Powers: Data Important, But Imperfect

Is gathering more data the key to improving a university’s effectiveness? Yes and no, says UT president Bill Powers.

Speaking on campus in what was supposed to be a panel discussion on higher education reform before fellow panelist Alex Cranberg, a UT System regent, was pulled, Powers told the Texas Tribune’s Evan Smith that data, while helpful, has its limits.

“Data is important, and things we can count and put into algorithms are nice,” Powers said. “But we have to figure out the right things to count and to recognize that educating takes judgment sometimes from people with experience and we have to put our faith in them.”

Cranberg has been the most vocal advocate on the UT System Board of Regents calling for far more emphasis on data. He was removed from the program, part of the Texas Tribune’s inaugural festival, at the last minute by Chairman Gene Powell, who said Cranberg’s participation would be inconsistent with the board’s support for Chancellor Francisco Cigarroa’s plan for the System.

Cranberg could not immediately be reached for comment.

Powers has publicly cautioned against an overemphasis on data, such as the red-and-black reports implemented to assess faculty productivity at Texas A&M. In his State of the University speech this month, Powers called on the regents to more actively defend UT faculty from attacks characterizing them as lazy and unproductive.

The limitations of data to assess productivity, Powers said, have to do with the complicated outputs a university produces. Some of those, like leadership, quality of life, critical thinking, and seemingly esoteric research take years or even decades for their value to be realized.
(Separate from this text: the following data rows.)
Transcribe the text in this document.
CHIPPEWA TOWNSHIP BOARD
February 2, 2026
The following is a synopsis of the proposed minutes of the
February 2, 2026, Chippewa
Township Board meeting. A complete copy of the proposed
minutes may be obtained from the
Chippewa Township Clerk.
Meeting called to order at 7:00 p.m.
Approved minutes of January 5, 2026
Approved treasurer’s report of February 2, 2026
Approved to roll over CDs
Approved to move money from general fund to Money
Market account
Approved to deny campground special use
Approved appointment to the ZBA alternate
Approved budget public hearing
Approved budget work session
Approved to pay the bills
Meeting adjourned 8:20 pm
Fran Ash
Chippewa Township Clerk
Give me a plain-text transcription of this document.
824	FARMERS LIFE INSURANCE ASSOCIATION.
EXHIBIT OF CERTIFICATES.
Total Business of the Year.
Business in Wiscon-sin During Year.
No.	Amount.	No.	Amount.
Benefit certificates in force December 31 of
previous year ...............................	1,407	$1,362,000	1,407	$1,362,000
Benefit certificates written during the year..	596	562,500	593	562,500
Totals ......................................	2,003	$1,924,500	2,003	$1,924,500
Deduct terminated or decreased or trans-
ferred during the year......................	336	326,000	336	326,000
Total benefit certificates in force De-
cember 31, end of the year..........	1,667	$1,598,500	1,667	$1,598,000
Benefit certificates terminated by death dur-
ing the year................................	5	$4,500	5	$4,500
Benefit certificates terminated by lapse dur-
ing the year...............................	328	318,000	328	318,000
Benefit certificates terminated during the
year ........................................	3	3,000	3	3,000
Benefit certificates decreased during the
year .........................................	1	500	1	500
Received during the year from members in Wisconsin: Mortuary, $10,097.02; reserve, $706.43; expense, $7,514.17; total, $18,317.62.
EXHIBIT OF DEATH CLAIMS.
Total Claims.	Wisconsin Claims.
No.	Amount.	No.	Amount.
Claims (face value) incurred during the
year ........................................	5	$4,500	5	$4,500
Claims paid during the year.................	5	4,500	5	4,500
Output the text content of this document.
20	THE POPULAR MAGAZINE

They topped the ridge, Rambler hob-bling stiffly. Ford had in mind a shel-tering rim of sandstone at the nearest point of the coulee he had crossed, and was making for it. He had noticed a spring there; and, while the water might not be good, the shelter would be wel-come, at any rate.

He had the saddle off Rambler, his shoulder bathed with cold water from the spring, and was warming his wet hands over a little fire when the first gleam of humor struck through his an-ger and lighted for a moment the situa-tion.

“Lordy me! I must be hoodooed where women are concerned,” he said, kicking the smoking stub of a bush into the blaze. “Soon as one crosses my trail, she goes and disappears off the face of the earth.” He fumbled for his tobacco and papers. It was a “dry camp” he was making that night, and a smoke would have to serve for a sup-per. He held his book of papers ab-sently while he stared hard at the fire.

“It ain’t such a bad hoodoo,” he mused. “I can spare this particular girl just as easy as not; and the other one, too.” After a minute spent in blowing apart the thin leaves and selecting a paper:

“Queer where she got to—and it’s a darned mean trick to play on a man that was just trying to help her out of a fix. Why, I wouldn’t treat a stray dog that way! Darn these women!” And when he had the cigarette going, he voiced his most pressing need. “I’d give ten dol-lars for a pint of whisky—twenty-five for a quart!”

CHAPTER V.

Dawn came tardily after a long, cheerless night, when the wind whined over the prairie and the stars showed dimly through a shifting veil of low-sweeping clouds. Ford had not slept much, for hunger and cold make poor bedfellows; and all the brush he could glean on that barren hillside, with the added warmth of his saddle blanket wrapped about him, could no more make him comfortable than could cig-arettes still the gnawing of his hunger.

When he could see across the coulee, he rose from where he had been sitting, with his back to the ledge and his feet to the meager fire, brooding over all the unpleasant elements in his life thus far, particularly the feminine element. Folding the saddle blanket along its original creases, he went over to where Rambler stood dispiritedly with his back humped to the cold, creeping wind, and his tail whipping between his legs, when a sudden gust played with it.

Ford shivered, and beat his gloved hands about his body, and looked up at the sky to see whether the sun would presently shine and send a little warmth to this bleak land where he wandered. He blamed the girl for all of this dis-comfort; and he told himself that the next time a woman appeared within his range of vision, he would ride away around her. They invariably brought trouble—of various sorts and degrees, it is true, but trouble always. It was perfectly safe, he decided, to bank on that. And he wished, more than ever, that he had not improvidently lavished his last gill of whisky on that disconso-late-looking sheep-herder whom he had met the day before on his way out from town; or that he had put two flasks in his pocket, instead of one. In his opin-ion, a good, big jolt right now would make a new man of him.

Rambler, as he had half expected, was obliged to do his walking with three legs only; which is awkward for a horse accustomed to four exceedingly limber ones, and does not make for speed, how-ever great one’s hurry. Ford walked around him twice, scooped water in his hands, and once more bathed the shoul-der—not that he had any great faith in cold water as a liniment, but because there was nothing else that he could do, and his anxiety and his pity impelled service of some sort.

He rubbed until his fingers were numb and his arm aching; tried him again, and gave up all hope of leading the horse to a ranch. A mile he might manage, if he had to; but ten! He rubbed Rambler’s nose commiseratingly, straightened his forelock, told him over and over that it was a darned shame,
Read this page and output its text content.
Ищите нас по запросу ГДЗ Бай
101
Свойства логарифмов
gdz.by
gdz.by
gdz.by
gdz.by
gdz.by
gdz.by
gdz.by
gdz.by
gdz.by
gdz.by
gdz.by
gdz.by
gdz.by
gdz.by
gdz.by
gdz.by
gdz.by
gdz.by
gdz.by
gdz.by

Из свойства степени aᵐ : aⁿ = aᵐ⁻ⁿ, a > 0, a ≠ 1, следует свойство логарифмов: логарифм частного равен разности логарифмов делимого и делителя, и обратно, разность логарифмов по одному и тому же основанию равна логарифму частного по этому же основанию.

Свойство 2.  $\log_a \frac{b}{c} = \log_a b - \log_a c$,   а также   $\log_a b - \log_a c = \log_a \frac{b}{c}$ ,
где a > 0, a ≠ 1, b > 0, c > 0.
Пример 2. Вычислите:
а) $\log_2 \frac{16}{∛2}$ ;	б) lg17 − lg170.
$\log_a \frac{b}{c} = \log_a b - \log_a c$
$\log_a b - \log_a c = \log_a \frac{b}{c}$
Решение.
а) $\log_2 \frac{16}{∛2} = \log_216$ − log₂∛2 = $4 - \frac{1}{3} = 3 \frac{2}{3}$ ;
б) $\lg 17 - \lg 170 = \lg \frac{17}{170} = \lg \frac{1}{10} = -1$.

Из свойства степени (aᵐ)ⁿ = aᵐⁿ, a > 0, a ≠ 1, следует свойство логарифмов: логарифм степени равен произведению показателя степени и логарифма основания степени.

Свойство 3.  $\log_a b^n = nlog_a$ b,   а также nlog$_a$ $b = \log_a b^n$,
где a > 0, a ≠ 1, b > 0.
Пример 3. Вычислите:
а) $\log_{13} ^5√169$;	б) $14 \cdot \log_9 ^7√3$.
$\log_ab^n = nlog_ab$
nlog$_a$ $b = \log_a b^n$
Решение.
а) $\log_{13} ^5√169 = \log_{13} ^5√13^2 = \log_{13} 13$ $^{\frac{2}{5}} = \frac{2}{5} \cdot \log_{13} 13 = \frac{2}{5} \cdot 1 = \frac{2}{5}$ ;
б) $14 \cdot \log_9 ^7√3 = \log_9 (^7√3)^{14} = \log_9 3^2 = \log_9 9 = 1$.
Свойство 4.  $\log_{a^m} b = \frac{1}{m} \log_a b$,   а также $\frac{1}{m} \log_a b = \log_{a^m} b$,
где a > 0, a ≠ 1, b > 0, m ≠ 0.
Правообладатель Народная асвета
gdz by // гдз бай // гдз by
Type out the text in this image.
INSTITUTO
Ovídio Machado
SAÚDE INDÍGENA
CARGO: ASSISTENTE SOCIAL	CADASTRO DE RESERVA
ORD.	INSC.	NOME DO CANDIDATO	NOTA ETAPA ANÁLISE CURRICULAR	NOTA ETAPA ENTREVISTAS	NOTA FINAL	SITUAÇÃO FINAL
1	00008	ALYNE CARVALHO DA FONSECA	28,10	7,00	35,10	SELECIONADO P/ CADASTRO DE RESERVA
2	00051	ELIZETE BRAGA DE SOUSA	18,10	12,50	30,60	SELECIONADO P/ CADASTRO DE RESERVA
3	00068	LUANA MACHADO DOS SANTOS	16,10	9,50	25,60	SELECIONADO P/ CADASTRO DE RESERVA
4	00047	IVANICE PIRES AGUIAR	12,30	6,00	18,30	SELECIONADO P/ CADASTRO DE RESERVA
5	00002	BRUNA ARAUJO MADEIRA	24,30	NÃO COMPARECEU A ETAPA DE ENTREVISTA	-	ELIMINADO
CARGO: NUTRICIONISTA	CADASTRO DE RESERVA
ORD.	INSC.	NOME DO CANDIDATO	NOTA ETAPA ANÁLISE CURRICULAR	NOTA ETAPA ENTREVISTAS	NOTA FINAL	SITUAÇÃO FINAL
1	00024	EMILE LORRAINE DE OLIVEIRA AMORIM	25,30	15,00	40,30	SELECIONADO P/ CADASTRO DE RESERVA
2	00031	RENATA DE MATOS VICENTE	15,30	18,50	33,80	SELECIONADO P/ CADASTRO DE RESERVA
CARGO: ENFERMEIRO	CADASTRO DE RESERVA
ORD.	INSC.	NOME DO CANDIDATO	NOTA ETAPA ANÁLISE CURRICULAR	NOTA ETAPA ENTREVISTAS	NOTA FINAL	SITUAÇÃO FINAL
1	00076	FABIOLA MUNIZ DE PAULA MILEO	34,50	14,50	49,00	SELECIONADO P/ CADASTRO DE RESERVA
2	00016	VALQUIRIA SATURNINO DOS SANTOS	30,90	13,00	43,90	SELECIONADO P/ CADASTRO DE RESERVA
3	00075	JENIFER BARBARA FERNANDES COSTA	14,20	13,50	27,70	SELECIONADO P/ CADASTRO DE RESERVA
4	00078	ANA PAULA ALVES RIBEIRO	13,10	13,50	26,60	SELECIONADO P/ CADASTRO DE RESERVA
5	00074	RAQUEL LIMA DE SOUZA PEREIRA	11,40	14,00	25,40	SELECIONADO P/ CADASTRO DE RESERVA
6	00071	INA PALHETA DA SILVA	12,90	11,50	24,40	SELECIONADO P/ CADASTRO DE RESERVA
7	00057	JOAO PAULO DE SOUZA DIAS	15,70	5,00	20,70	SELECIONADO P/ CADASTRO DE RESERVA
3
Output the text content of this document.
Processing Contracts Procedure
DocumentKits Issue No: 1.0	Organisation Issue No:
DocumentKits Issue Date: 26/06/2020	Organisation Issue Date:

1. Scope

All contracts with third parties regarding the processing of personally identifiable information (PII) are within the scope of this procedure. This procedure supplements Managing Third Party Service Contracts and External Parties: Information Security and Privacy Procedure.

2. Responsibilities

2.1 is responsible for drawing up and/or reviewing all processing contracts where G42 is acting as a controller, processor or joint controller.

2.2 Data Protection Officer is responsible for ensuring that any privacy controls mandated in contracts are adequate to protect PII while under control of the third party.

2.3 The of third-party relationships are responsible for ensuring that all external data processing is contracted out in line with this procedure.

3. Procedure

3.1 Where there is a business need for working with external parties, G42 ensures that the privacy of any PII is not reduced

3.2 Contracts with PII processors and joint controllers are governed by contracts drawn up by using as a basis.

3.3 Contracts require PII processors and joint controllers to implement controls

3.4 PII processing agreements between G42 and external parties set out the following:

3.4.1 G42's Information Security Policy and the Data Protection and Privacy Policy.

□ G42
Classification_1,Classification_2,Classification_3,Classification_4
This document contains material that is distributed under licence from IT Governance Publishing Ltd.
“We are for productivity,” Powers said, “our faculty are productive. But we can measure in ways that leave out what we really produce. We have experts on our campus who know how to do this, and they’re called faculty.”

Asked about the rising “sticker price” for tuition at UT-Austin, Powers said that 20 percent of new tuition increases goes into financial aid and that a quarter of UT undergraduates pay $2,500 a year. In recent years, Powers said, UT has distinguished itself by not jacking up tuition the way California and other system schools have with double-digit increases.

He also pointed out that state support per student is down 40 percent in real dollars since 1985 to its lowest point since 1964. The state now covers just 13 percent of UT-Austin’s budget. That UT manages to leverage that $300 million investment into a $2.2 billion annual budget, Powers said, is a tribute to how great a value the University is.